Pompeo was in Rome to attend a symposium on “international religious freedom” hosted by Ambassador to the Holy See Callista Gingrich. But unlike last October, when Pompeo met with the Pope as impeachment hearings for Trump were underway in D.C., an audience with the pope wasn’t on the schedule.


When Italian news agency ANSA asked Bishop Paul Richard Gallagher, the Vatican’s secretary for relations with states, earlier this week if the reason for the pope turning down a meeting with Pompeo “amounted to exploitation of the pope in the final stages of the U.S. presidential campaign,” Gallagher responded: “Yes, that is precisely why the pope will not meet American Secretary of State Mike Pompeo.”

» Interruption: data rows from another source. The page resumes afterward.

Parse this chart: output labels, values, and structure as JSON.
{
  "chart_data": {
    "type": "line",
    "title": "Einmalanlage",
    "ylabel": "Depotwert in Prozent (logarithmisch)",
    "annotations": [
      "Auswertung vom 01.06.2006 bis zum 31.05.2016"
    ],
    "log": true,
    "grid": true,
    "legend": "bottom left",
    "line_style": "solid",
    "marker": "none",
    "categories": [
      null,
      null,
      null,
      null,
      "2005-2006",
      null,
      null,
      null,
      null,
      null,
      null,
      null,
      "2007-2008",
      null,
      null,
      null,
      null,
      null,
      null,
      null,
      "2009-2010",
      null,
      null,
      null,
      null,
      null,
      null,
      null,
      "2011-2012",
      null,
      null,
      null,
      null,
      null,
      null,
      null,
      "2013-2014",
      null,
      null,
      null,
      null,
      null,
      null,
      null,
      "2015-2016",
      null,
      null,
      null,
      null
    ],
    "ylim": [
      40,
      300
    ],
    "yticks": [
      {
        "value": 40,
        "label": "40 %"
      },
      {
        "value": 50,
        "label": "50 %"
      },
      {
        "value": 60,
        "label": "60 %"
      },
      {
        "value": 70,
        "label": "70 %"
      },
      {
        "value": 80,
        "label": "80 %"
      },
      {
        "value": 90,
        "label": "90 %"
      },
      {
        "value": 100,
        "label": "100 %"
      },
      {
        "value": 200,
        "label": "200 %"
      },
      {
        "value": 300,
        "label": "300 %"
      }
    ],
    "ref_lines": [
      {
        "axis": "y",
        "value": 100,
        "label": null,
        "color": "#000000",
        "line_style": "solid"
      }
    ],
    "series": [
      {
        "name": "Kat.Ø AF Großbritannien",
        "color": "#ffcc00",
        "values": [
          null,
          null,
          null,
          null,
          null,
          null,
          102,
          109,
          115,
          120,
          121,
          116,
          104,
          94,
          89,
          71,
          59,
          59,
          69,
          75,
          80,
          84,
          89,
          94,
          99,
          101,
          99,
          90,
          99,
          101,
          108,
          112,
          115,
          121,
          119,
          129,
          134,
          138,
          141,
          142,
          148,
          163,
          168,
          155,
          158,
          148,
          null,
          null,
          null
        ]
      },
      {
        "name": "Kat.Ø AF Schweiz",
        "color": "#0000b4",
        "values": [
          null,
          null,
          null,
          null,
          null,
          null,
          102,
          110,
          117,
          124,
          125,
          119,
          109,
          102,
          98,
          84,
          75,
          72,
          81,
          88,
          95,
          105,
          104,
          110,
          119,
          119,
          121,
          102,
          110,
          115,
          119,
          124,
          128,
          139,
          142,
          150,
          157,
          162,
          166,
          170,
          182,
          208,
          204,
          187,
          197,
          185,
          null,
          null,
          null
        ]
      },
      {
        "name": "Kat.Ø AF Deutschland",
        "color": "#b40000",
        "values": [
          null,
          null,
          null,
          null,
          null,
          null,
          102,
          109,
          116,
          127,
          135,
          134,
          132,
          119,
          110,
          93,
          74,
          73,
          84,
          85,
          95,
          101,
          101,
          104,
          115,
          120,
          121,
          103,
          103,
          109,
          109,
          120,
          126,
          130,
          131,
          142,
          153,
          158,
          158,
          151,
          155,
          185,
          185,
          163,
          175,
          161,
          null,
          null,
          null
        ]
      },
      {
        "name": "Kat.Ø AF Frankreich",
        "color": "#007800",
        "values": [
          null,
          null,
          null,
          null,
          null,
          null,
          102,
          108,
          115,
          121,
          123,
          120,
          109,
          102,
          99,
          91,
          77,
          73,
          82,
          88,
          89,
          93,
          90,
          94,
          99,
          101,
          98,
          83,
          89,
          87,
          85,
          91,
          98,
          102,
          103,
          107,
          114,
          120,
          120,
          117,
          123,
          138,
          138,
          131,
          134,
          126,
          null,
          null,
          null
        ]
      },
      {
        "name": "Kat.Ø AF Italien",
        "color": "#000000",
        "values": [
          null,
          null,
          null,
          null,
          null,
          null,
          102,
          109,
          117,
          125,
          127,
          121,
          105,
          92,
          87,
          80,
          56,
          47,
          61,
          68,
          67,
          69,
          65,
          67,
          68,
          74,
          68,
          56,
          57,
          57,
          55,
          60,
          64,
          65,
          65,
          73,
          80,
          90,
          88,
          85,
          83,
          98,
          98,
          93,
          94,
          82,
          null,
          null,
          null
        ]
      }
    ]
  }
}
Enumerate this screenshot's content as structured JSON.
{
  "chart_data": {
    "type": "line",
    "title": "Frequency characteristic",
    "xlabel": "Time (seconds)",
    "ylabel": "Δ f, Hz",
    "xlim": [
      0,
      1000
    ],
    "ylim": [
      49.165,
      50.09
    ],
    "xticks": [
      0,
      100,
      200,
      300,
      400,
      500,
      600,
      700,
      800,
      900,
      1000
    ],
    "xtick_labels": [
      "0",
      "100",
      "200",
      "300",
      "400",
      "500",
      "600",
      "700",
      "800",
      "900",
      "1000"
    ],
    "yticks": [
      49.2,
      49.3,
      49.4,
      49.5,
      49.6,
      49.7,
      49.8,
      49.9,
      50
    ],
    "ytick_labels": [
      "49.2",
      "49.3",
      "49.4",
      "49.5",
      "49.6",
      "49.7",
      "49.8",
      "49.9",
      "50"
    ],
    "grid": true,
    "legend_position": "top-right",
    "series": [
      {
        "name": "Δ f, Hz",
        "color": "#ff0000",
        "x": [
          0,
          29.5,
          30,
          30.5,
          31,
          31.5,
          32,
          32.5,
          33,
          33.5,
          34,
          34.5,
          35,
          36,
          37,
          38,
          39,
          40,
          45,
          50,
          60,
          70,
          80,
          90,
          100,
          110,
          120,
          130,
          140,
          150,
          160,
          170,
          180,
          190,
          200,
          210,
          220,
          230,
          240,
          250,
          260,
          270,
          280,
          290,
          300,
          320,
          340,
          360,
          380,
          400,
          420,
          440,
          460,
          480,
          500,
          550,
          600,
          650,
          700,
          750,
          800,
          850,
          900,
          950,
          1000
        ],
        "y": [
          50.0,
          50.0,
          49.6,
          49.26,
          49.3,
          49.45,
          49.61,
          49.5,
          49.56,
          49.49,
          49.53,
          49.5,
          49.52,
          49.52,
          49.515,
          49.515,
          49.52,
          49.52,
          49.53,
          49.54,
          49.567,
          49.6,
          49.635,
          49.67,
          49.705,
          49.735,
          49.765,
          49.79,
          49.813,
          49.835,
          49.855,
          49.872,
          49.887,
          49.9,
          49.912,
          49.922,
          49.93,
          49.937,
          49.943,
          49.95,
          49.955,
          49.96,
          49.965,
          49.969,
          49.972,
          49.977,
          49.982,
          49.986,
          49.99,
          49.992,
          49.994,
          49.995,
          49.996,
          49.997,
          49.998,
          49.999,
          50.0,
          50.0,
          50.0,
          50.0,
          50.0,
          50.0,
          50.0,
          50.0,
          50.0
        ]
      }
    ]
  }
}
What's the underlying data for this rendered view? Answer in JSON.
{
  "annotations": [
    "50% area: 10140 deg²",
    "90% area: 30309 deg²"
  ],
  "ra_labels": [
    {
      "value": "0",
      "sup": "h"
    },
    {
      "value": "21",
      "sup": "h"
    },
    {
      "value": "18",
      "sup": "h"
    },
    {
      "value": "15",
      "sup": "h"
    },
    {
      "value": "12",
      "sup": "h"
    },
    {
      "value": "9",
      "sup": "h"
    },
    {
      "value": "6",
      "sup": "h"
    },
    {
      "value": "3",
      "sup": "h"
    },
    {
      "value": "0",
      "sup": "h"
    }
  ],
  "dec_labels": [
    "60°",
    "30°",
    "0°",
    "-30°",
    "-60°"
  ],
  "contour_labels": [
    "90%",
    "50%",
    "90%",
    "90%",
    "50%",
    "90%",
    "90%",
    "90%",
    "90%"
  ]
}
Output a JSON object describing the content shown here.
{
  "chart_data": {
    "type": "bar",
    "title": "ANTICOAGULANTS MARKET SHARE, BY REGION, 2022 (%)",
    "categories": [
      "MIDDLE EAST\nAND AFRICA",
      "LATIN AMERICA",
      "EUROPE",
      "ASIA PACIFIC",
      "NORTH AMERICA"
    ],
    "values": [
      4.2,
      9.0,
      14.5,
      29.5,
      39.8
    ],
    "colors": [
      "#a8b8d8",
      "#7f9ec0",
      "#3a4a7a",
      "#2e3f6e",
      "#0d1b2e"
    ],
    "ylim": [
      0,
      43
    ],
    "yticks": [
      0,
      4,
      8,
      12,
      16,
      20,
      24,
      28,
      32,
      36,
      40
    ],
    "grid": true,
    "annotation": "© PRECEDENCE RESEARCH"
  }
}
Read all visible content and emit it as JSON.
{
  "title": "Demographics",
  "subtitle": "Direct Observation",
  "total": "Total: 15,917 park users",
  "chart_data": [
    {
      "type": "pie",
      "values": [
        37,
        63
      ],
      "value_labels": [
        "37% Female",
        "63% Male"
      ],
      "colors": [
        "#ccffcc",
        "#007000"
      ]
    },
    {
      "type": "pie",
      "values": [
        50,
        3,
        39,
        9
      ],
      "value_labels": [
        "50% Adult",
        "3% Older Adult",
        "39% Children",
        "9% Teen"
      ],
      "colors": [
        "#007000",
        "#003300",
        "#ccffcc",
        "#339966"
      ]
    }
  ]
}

Before and after the nomination of appellate Judge Amy Coney Barrett to the Supreme Court, the Trump campaign and right-wing media has charged that criticisms of Barrett’s religious views on abortion and LGBTQ rights is tantamount to anti-Catholicism. Former Vice President Joe Biden, the Democratic nominee, is a lifelong Catholic.

The State Department brushed off the snub in an email to VICE News.

“Secretary Pompeo has a number of high-level meetings scheduled during his travel to Rome, including with Cardinal Parolin and Archbishop Gallagher in Vatican City,” a State Department spokesperson said. “The Secretary met with Pope Francis during his last visit to the Vatican in 2019.”

The Vatican didn’t issue a statement after Pompeo’s meeting then, but the meeting "reaffirmed the United States and Holy See commitment to advancing religious freedom around the world, and in particular, protecting Christian communities in the Middle East," State Department spokesperson Morgan Ortagus said at the time.


While there’s been some coordination between the Vatican and the U.S. on the Middle East, they’ve diverged sharply in their approach to China. As part of a warming of relations in recent years after China and the Holy See severed ties in 1951, the two countries signed a provisional agreement in 2018 and renewed it this year.

In particular, the pope was reportedly frustrated by an op-ed written by Pompeo in the conservative Catholic magazine First Things earlier this month, according to the AP. That op-ed called on Pope Francis and the Vatican to use the Church’s “moral witness” and condemn alleged suppression of Catholics in China.

“The Holy See has a unique capacity and duty to focus the world’s attention on human rights violations, especially those perpetrated by totalitarian regimes like Beijing’s,” Pompeo wrote. “What the Church teaches the world about religious freedom and solidarity should now be forcefully and persistently conveyed by the Vatican in the face of the Chinese Communist Party’s relentless efforts to bend all religious communities to the will of the Party and its totalitarian program.”

At the symposium on Wednesday, Pompeo continued to attack China and take shots at the Vatican for not condemning China more forcefully.

“Nowhere is religious freedom under assault more than in China,” he said.

“To be a church ‘permanently in a state of mission’ has many meanings,” Pompeo added, quoting Pope Francis. “Surely one of them is to be a church permanently in defense of basic human rights.”